Ethylenediaminetetraacetic acid (EDTA) and Ethyleneglycoltetraacetic acid (EGTA) raise concerns due to their capacity to induce chelation of divalent ions (Hülsmann et al., 2003). It is well known that EDTA damages the outer membrane permeability of Gram-negative bacteria by chelating divalent cations in the lipopolysaccharide (LPS), thus causing leakage of LPS and increasing permeability to other antimicrobials (Stevens et al., 1992). In addition, EDTA has a stronger affinity for Mg²⁺ ions and binds to metals via four carboxylate and two amine groups, whereas EGTA for Ca²⁺ (Sousa et al., 2005; Sayin et al., 2007). Unlike other conventional antimicrobials, EDTA is an effective defense against some multiple drug-resistant strains because high magnesium levels are thought to be essential for bacterial replication (Hamoud et al., 2014). EDTA also possesses a much broader spectrum of antibacterial activity than phages when applied with antibacterial agents inhibiting biosynthesis. Moreover, the health risks of EDTA has been independently assessed by the World Health Organization and the Food and Drug Association, it is approved for use in a variety of food products at concentrations ranging from 36 to 500 ppm (Heimbach et al., 2000).

Since the antibiotic-resistant bacteria are difficult to control by single antimicrobial agents, a combination of physical, chemical, and biological antibacterial methods, also called hurdle technology, is posited to effectively inhibit the growth of bacteria (Leistner, 2000; Chawla et al., 2006). Currently, few studies have demonstrated increased effectiveness with a combination of conventional antimicrobials against Gram-negative bacteria (Gómez et al., 2011; Khan et al., 2017). Thus, the potential synergistic antimicrobial effect of phages and EDTA should be considered. However, this combination has not been investigated since divalent metal ions are required to stabilize phage activity (Thorne and Holt, 1974; Whang et al., 1996).

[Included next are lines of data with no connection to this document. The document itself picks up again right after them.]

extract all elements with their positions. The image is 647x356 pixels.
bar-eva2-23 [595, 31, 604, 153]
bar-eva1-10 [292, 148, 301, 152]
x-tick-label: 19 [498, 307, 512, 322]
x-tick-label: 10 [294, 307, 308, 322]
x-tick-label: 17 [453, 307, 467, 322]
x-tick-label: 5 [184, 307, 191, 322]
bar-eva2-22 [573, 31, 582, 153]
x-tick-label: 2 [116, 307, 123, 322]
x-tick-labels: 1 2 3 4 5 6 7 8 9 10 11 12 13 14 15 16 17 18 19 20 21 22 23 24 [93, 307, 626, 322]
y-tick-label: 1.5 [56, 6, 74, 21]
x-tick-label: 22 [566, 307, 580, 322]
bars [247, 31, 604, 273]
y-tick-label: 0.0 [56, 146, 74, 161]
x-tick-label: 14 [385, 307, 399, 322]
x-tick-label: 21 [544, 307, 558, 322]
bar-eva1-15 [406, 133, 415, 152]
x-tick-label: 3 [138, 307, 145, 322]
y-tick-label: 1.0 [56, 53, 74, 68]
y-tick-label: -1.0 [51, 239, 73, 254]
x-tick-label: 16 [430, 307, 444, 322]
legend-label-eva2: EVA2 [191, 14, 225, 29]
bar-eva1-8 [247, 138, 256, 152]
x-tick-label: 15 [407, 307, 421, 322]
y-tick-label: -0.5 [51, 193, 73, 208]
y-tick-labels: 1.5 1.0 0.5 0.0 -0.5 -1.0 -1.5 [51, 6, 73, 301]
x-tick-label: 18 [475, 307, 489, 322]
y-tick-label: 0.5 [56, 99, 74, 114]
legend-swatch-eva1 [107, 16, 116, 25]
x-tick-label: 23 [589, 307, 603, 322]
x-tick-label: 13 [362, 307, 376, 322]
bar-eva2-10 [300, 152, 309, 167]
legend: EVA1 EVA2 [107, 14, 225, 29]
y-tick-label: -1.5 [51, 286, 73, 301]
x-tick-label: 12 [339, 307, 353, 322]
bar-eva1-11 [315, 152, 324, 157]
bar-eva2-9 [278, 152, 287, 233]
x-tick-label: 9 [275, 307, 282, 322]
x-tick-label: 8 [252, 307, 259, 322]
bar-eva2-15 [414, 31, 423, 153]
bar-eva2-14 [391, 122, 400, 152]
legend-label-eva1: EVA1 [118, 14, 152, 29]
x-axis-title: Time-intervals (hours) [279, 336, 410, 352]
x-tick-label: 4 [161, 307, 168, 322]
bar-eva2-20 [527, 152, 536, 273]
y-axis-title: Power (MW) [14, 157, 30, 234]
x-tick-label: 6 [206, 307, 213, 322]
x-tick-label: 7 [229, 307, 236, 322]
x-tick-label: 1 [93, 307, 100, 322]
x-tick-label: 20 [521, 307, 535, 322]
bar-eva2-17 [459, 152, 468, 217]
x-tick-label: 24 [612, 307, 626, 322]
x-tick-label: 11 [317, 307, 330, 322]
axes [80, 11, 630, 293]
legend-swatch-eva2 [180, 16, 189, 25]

The purpose of this study is to investigate the efficacy of EDTA in conjunction with phages to control the pathogenic bacterial growth and re-growth of phage-resistant populations. Thus, EDTA's effects on the lytic activity of several phages specific to different foodborne pathogens were investigated. To the best of our knowledge, this study is the first report to highlight the significant effect of hurdle technology consisting of phages combined with EDTA against common foodborne pathogens.